For a history of the formulation of forward guidance statements, please see the Whetstone Analysis Reference Library.

    ~The flood of asset purchases as slowed considerably as the need to provide large amounts of liquidity has ebbed. The present level of about $4 billion a month in Treasurys and $4.5 in Agency MBS seems about right at the moment. It will be adjusted, if needed.

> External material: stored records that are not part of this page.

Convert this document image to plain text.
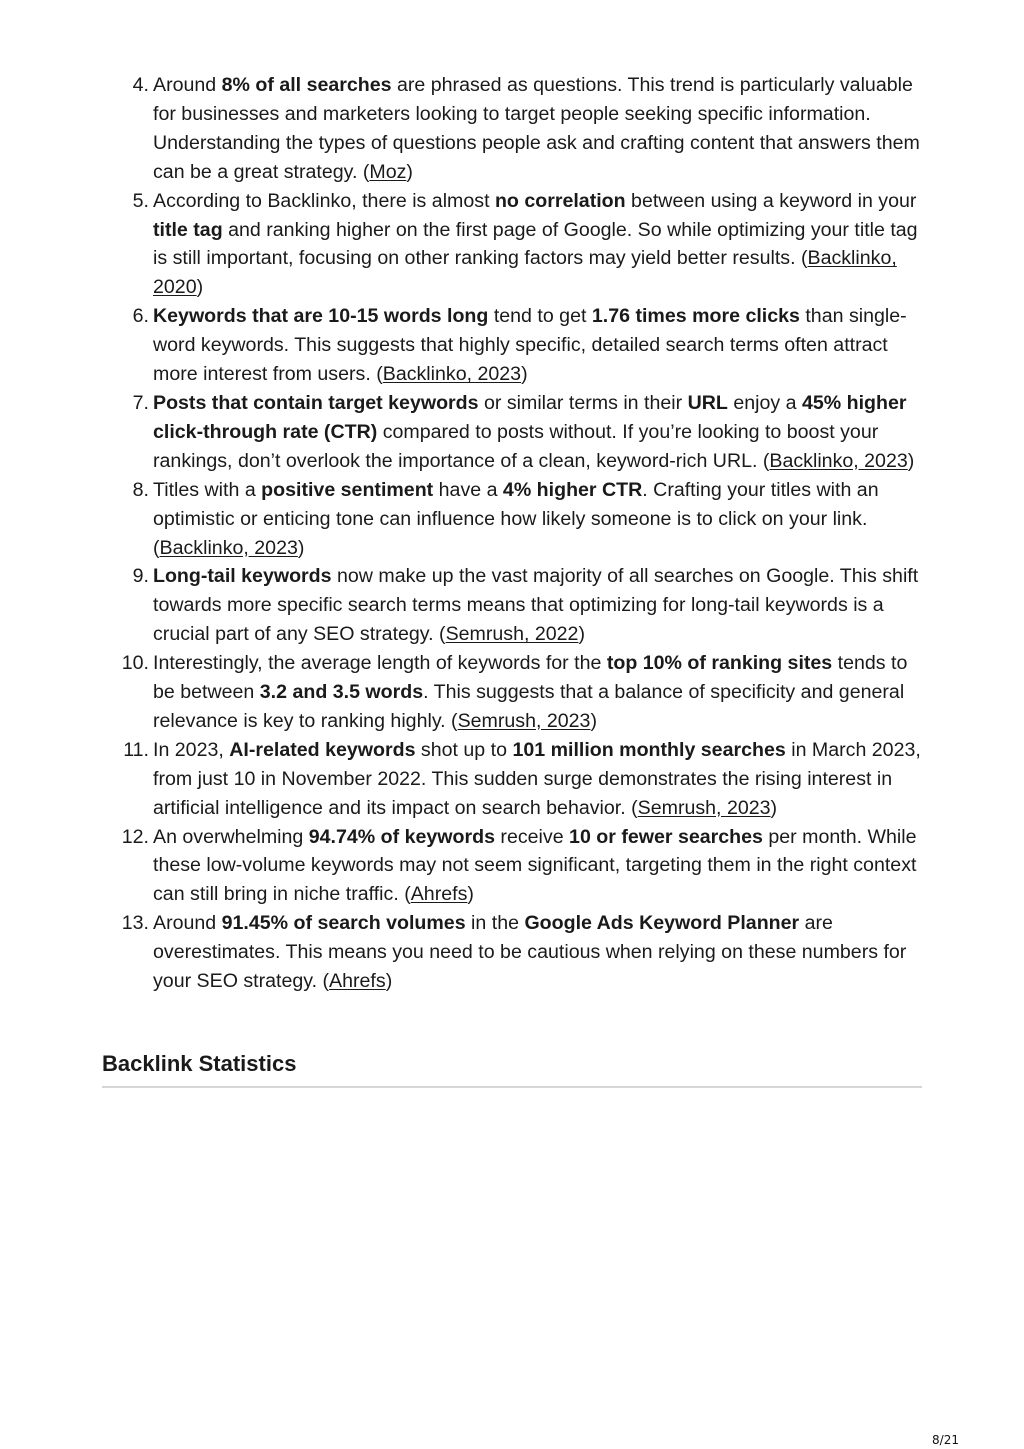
4. Around 8% of all searches are phrased as questions. This trend is particularly valuable for businesses and marketers looking to target people seeking specific information. Understanding the types of questions people ask and crafting content that answers them can be a great strategy. (Moz)
5. According to Backlinko, there is almost no correlation between using a keyword in your title tag and ranking higher on the first page of Google. So while optimizing your title tag is still important, focusing on other ranking factors may yield better results. (Backlinko, 2020)
6. Keywords that are 10-15 words long tend to get 1.76 times more clicks than single-word keywords. This suggests that highly specific, detailed search terms often attract more interest from users. (Backlinko, 2023)
7. Posts that contain target keywords or similar terms in their URL enjoy a 45% higher click-through rate (CTR) compared to posts without. If you’re looking to boost your rankings, don’t overlook the importance of a clean, keyword-rich URL. (Backlinko, 2023)
8. Titles with a positive sentiment have a 4% higher CTR. Crafting your titles with an optimistic or enticing tone can influence how likely someone is to click on your link. (Backlinko, 2023)
9. Long-tail keywords now make up the vast majority of all searches on Google. This shift towards more specific search terms means that optimizing for long-tail keywords is a crucial part of any SEO strategy. (Semrush, 2022)
10. Interestingly, the average length of keywords for the top 10% of ranking sites tends to be between 3.2 and 3.5 words. This suggests that a balance of specificity and general relevance is key to ranking highly. (Semrush, 2023)
11. In 2023, AI-related keywords shot up to 101 million monthly searches in March 2023, from just 10 in November 2022. This sudden surge demonstrates the rising interest in artificial intelligence and its impact on search behavior. (Semrush, 2023)
12. An overwhelming 94.74% of keywords receive 10 or fewer searches per month. While these low-volume keywords may not seem significant, targeting them in the right context can still bring in niche traffic. (Ahrefs)
13. Around 91.45% of search volumes in the Google Ads Keyword Planner are overestimates. This means you need to be cautious when relying on these numbers for your SEO strategy. (Ahrefs)
Backlink Statistics
8/21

    ~There was a discussion of the use of yield caps or targets to control government bond yields. Unlike some unconventional monetary policy tools, this one has sufficient history in the US and at other central banks that the Fed can assess its utility. The FOMC is not ready to deploy it and may not need to, but if it does, it appears to be leaning toward the route recently taken by the Reserve Bank of Australia as most consistent with the current situation and needs. Policymakers are weighing there risks, including that “monetary policy goals might come in conflict with public debt management goals, which could pose risks to the independence of the central bank.”
    ~The need to complete the review of the monetary policy framework was mentioned as an important adjunct to better communicating how the Fed can achieve the dual mandate of maximum employment and price stability. It should include an update to the Statement on Longer-Run Goals and Monetary Policy Strategy.